Articles Coordinator
Jan 23 2007, 10:03 AM
MOVIE REVIEW
'Brokeback Mountain'
In director Ang Lee's groundbreaking film, two cowboys realistically struggle with their love.
By Kenneth Turan
Times Staff Writer
December 9, 2005
LA Times' Turan praises the film, opening his review this way:
"Brokeback Mountain" is a groundbreaking film because it isn't. It's a deeply felt, emotional love story that deals with the uncharted, mysterious ways of the human heart just as so many mainstream films have before it. The two lovers here just happen to be men.
Big star vehicles with homosexual protagonists are, of course, not new; one of them, 1993's "Philadelphia," even won a best actor Oscar for star Tom Hanks. But these films invariably have had an air of earnest special pleading about them, a sense that they'd rather do good in the world than tell a good story. Instead of emphasizing its apartness, "Brokeback Mountain" insists it is a romance like any other, and that makes all the difference.

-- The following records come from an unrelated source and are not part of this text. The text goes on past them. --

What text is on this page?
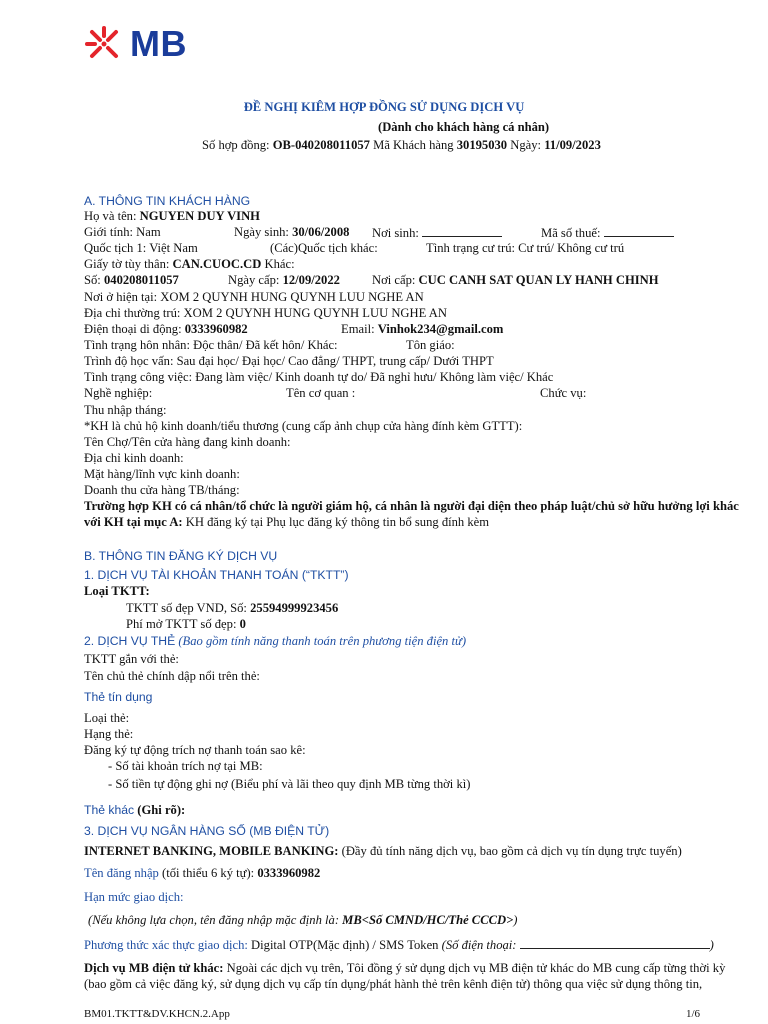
MB
ĐỀ NGHỊ KIÊM HỢP ĐỒNG SỬ DỤNG DỊCH VỤ
(Dành cho khách hàng cá nhân)
Số hợp đồng: OB-040208011057 Mã Khách hàng 30195030 Ngày: 11/09/2023
A. THÔNG TIN KHÁCH HÀNG
Họ và tên: NGUYEN DUY VINH
Giới tính: Nam	Ngày sinh: 30/06/2008 Nơi sinh:	Mã số thuế:
Quốc tịch 1: Việt Nam	(Các)Quốc tịch khác:	Tình trạng cư trú: Cư trú/ Không cư trú
Giấy tờ tùy thân: CAN.CUOC.CD Khác:
Số: 040208011057	Ngày cấp: 12/09/2022	Nơi cấp: CUC CANH SAT QUAN LY HANH CHINH
Nơi ở hiện tại: XOM 2 QUYNH HUNG QUYNH LUU NGHE AN
Địa chỉ thường trú: XOM 2 QUYNH HUNG QUYNH LUU NGHE AN
Điện thoại di động: 0333960982	Email: Vinhok234@gmail.com
Tình trạng hôn nhân: Độc thân/ Đã kết hôn/ Khác:	Tôn giáo:
Trình độ học vấn: Sau đại học/ Đại học/ Cao đẳng/ THPT, trung cấp/ Dưới THPT
Tình trạng công việc: Đang làm việc/ Kinh doanh tự do/ Đã nghỉ hưu/ Không làm việc/ Khác
Nghề nghiệp:	Tên cơ quan :	Chức vụ:
Thu nhập tháng:
*KH là chủ hộ kinh doanh/tiểu thương (cung cấp ảnh chụp cửa hàng đính kèm GTTT):
Tên Chợ/Tên cửa hàng đang kinh doanh:
Địa chỉ kinh doanh:
Mặt hàng/lĩnh vực kinh doanh:
Doanh thu cửa hàng TB/tháng:
Trường hợp KH có cá nhân/tổ chức là người giám hộ, cá nhân là người đại diện theo pháp luật/chủ sở hữu hưởng lợi khác
với KH tại mục A: KH đăng ký tại Phụ lục đăng ký thông tin bổ sung đính kèm
B. THÔNG TIN ĐĂNG KÝ DỊCH VỤ
1. DỊCH VỤ TÀI KHOẢN THANH TOÁN (“TKTT”)
Loại TKTT:
TKTT số đẹp VND, Số: 25594999923456
Phí mở TKTT số đẹp: 0
2. DỊCH VỤ THẺ (Bao gồm tính năng thanh toán trên phương tiện điện tử)
TKTT gắn với thẻ:
Tên chủ thẻ chính dập nổi trên thẻ:
Thẻ tín dụng
Loại thẻ:
Hạng thẻ:
Đăng ký tự động trích nợ thanh toán sao kê:
- Số tài khoản trích nợ tại MB:
- Số tiền tự động ghi nợ (Biểu phí và lãi theo quy định MB từng thời kì)
Thẻ khác (Ghi rõ):
3. DỊCH VỤ NGÂN HÀNG SỐ (MB ĐIỆN TỬ)
INTERNET BANKING, MOBILE BANKING: (Đầy đủ tính năng dịch vụ, bao gồm cả dịch vụ tín dụng trực tuyến)
Tên đăng nhập (tối thiểu 6 ký tự): 0333960982
Hạn mức giao dịch:
(Nếu không lựa chọn, tên đăng nhập mặc định là: MB<Số CMND/HC/Thẻ CCCD>)
Phương thức xác thực giao dịch: Digital OTP(Mặc định) / SMS Token (Số điện thoại:	)
Dịch vụ MB điện tử khác: Ngoài các dịch vụ trên, Tôi đồng ý sử dụng dịch vụ MB điện tử khác do MB cung cấp từng thời kỳ
(bao gồm cả việc đăng ký, sử dụng dịch vụ cấp tín dụng/phát hành thẻ trên kênh điện tử) thông qua việc sử dụng thông tin,
BM01.TKTT&DV.KHCN.2.App	1/6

And yet more insanely good ink for Heath Ledger:
"Brokeback Mountain" would not be the success it is without excellent acting across the board. Though he is hampered by an unconvincing aging job, Gyllenhaal brings a fine harum-scarum energy and feeling to Jack's character, and Williams, glummer than she ever was in "The Station Agent," illuminates all the corners of Alma's sadness. But, more than any of the others, Ledger brings this film alive by going so deeply into his character you wonder if he'll be able to come back. Aside from his small but strong part in "Monster's Ball," nothing in the Australian-born Ledger's previous credits prepares us for the power and authenticity of his work here as a laconic, interior man of the West, a performance so persuasive that "Brokeback Mountain" could not have succeeded without it. Ennis' pain, his rage, his sense of longing and loss are real for the actor, and that makes them unforgettable for everyone else.